Margarita (Maryse Lefevbre), Felice (Florence Desalme),
Lucietta (Nayéli Forest), Marina (Sylvie Garbasi)
(Photo P. Leïva)
Les femmes doivent-elles être domptées comme des animaux sauvages ? C’est ce que laisserait à penser la mise en scène des Rustres de Carlo Goldoni, proposée par la compagnie des Déménageurs Associés. Cette œuvre, considérée souvent comme le chef d’œuvre du dramaturge italien, et jouée vendredi 20 janvier 2012, salle Beaurepaire à Saumur, par une troupe pleine d’entrain, aborde le sujet de la domination masculine. On sait que, malgré les avancées du féminisme, il est, hélas, toujours d’actualité.
Cette comédie, écrite en dialecte vénitien, fut représentée pour la première fois en 1760. L’action se situe à Venise, pendant le carnaval. Le vieux Lunardo (Laurent Makles) a accordé en mariage sa fille Lucietta (Nayéli Forest) à Filipetto (Manu Dubois), le fils de son ami Maurizio (Philippe Escudié). Une des clauses de leur accord stipule que les deux jeunes gens ne se verront pas avant la cérémonie. Margarita (Maryse Lefevbre), épouse de Lunardo et belle-mère de Lucietta et Marina (Sylvie Garbasi), belle-sœur de Maurizio, à l’instigation de Félice (Florence Desalme), femme de Canciano (Philippe Calmon), ami des deux pères, organisent une rencontre entre les deux promis. Avec la connivence du comte Riccardo (Bruno Dubois), Filipetto, masqué et travesti en fille, s’introduit chez Lunardo, le soir où ce dernier a convié ses amis Maurizio, Canciano et Simone (Franck Douaglin), un autre « rustre », pour fêter le mariage convenu. Quand la supercherie est dévoilée, les deux pères veulent renoncer à leur projet. Au cours d’un vibrant plaidoyer en faveur de la condition féminine, Félicie les ramènera à la raison amoureuse et le mariage sera célébré.
A la demande du metteur en scène Jean-Louis Crinon, Maryse Lefebvre a réalisé l’adaptation de cette comédie de mœurs. Elle y a travaillé dans le but de « faire oublier l’adaptation », en rendant celle-ci la plus moderne possible. Elle a donc cherché à « retrouver en français la vivacité d’une langue très imagée, très colorée, sans alourdir ». Le résultat est une langue « sans modernisme flagrant », fluide et des plus crédibles. Elle a joué aussi sur le comique de répétition, avec des expressions reprises notamment par Lunardo et Margarita. Ainsi, cette dernière est affectée d’un tic langagier qui lui fait répéter un « Figurez-vous ! », que la comédienne souligne par un geste du doigt au-dessus de sa lèvre supérieure, et dont se gausse Lucietta.

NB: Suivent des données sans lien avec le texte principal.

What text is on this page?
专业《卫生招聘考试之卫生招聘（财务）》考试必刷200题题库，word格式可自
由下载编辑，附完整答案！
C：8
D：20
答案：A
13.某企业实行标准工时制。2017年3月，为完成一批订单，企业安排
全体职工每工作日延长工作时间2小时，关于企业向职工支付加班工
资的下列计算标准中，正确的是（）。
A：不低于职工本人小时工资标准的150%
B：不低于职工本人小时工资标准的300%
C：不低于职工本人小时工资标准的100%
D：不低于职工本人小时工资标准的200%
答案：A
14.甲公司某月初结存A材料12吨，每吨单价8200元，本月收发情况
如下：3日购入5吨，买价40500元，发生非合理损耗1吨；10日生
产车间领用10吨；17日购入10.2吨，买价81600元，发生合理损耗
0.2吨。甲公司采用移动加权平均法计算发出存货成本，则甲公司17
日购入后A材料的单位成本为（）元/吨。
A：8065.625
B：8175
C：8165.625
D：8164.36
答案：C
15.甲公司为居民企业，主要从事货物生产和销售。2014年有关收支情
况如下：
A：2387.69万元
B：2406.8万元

Lucietta (Nayéli Forest) et Margarita (Maryse Lefevbre)
(Photo Théâtre Le Nickel))
Le spectacle s’ouvre sur une scène éclairée par une lanterne de verre coloré, surplombant une cage aux fauves, sorte de filet, avec deux sas, l’un à cour et l’autre à jardin. Dispositif ingénieux pour représenter l’intérieur domestique des deux rustres, et autour duquel les masques du carnaval dansent et font de la musique. A l’intérieur de cet espace de cirque, les barbons affrontent leurs femmes et leur fille, essayant de les dresser, ainsi que le signifient les petits tabourets de différente hauteur, semblables à ceux sur lesquels sautent les fauves lors des numéros de dressage. Dans ce lieu confiné, on marche avec des patins, qui connotent une atmosphère domestique, conservatrice et patriarcale. Une jolie idée vraiment que ce dispositif symbolisant l’enfermement des femmes, des rets qui tomberont brutalement lorsque Félicie prendra avec éloquence le parti de ses congénères.

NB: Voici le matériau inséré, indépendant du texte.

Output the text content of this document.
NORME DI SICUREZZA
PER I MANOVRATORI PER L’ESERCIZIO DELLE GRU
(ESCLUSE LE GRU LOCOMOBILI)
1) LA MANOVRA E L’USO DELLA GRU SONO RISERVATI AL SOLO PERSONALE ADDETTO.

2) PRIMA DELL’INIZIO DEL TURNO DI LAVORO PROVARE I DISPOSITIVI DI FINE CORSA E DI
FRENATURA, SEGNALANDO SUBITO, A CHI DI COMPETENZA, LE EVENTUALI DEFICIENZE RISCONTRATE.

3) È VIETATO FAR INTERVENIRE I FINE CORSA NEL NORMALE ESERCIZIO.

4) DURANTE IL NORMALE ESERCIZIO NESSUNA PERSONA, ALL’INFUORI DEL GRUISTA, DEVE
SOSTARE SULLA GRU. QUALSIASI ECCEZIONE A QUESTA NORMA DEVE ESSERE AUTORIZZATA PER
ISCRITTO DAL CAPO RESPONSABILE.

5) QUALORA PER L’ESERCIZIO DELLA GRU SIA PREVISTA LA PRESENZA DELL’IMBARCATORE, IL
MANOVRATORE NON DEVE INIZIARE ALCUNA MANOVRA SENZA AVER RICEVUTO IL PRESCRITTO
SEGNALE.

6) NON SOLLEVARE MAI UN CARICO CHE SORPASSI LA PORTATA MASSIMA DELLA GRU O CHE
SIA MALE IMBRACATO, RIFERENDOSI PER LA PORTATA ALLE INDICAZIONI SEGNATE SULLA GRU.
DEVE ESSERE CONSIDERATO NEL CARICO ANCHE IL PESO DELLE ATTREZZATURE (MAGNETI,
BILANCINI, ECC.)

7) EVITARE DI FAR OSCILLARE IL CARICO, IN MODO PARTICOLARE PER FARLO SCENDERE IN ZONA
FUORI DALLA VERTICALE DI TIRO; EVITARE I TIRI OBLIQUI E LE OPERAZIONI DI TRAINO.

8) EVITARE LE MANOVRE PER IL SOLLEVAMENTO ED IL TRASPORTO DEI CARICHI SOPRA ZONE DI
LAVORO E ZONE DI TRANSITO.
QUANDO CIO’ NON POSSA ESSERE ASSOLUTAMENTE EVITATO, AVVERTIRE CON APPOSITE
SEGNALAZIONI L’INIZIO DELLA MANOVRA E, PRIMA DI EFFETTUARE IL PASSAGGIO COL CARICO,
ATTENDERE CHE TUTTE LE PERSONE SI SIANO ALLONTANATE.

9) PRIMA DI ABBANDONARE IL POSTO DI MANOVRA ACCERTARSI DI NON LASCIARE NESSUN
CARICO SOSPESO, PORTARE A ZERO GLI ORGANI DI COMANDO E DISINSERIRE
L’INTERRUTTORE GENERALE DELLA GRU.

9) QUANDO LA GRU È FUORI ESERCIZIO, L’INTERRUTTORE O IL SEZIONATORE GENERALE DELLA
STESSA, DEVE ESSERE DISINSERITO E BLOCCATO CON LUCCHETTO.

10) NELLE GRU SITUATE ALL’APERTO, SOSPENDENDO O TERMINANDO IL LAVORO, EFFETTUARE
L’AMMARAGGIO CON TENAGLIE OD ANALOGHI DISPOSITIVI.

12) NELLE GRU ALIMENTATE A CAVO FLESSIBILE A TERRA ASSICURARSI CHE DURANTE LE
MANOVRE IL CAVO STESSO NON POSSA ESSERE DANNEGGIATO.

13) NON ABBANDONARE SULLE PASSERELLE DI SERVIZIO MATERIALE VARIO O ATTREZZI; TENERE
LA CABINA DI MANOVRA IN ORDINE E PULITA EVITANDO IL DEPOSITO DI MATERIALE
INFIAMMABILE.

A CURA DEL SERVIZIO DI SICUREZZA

Simone (Franck Douaglin), Felice (Florence Desalme),
Canciano (Philippe Calmon), Lunardo (Laurent Makles)
(Photo P. Leïva)
De temps à autre, une barque vénitienne jaune et bleue sur roulettes, poussée ou tirée à grand ahan par un gondolier, conduira les personnages d’une maison à l’autre. Côté jardin, des portants pour les vêtements que revêtent les comédiens selon leur rôle. C’est là aussi que, sur un banc, se tiennent les masques du carnaval, quand ils ne dansent pas autour de la cage. Tous les changements se font à vue, dans un esprit proche de celui de la commedia dell’arte.

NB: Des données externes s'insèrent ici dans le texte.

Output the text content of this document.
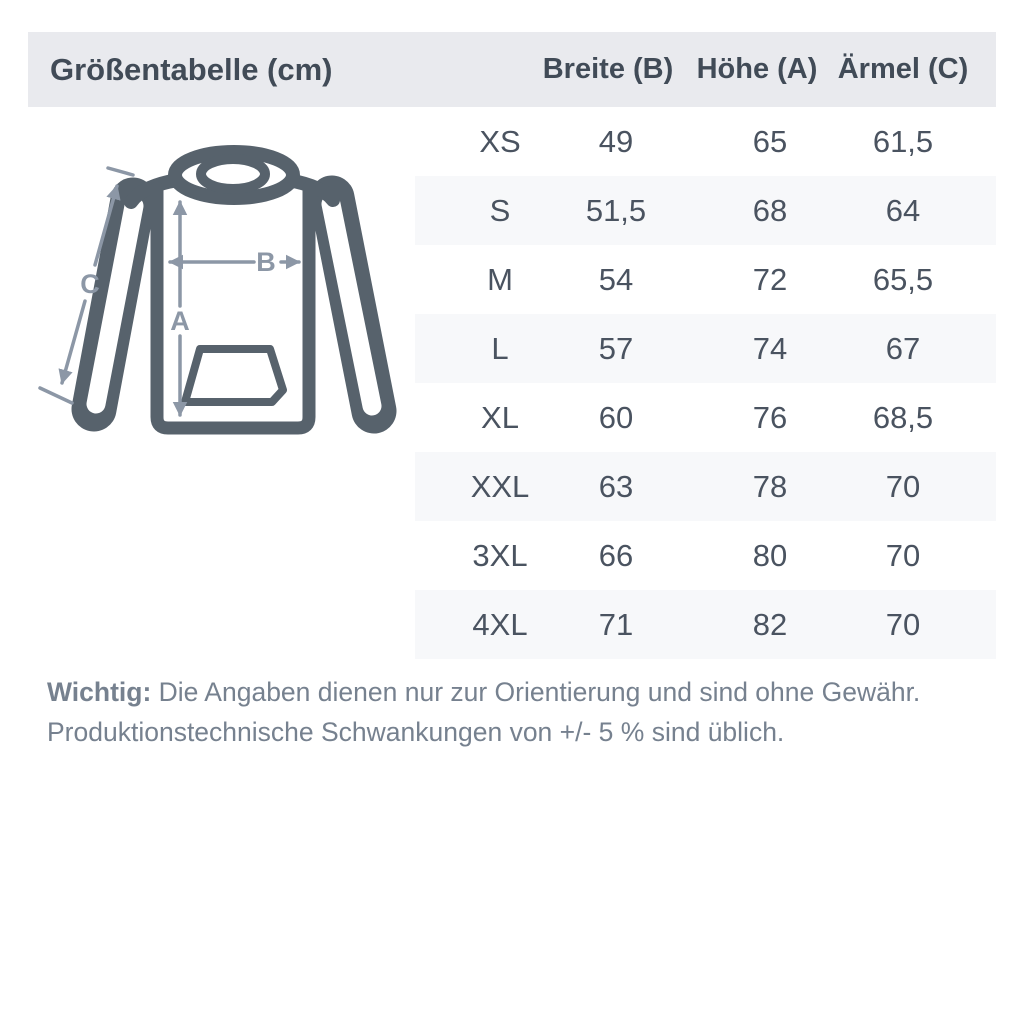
Größentabelle (cm)	Breite (B) Höhe (A) Ärmel (C)
A
B
C
XS	49	65	61,5
S 51,5	68	64
M	54	72	65,5
L	57	74	67
XL	60	76	68,5
XXL 63	78	70
3XL 66	80	70
4XL 71	82	70

Wichtig: Die Angaben dienen nur zur Orientierung und sind ohne Gewähr.
Produktionstechnische Schwankungen von +/- 5 % sind üblich.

Simone (Franck Douaglin), Marina (Sylvie Garbasi), Filipetto (Manu Dubois)
(Photo P. Leïva)
Les costumes ont été réalisés par Olga Papp dans des couleurs vives et acidulées, chaque famille possédant la sienne : bleu turquoise pour celle de Lunardo, orange pour celle de Simone, framboise pour celle de Canciano. La coiffe des femmes est surmontée de boules de couleurs qui font penser au bonnet des petits polichinelles pour enfants. Les hommes portent chapeaux turcs avec pompon et babouches, les costumes s’inspirant de la tradition méditerranéenne ou de celle des Balkans. Le jaune et l’orangé renvoient aussi à la couleur des fauves, de même que le costume de Simone qui est zébré comme le pelage d’un tigre.
L’ensemble contribue à créer une atmosphère moyen-orientale, aux lisières de l’Italie et de la Turquie. Celle-ci est rehaussée par la variété des instruments de musique ; du carillon à la mandoline en passant par les flûtes, le tuba, la guitare ou l’accordéon, ils créent un univers ludique et poétique, tout en ponctuant l’action. Les lumières de Patrick Flores servent superbement les allées et venues des masque musiciens, conférant à l’ensemble cette atmosphère de carnaval si particulière.
Goldoni a ici fait la part belle aux femmes et les comédiennes s’en donnent à cœur joie ! Marina et Felice ont le verbe haut et leur éloquence, jamais prise en défaut, en fait des porte-parole convaincants de la condition féminine. C’est avec un aplomb jamais démenti qu’elle cloue le bec aux hommes. Margarita, seconde épouse de Lunardo, regrette bien de s’être mariée avec un barbon tel que son mari et rejoint sa belle-fille Lucietta dans la lutte pour la liberté. Quant aux rustres, aux ours, complices dans l’art d’asservir leur épouse, prompts à interdire et à morigéner, ils manifestent bien peu de combativité quand la gent féminine leur tient tête.
Lucietta (Nayéli Forest), Lunardo (Laurent Makles), Margarita (Maryse Lefevbre)
(Photo P. Leïva)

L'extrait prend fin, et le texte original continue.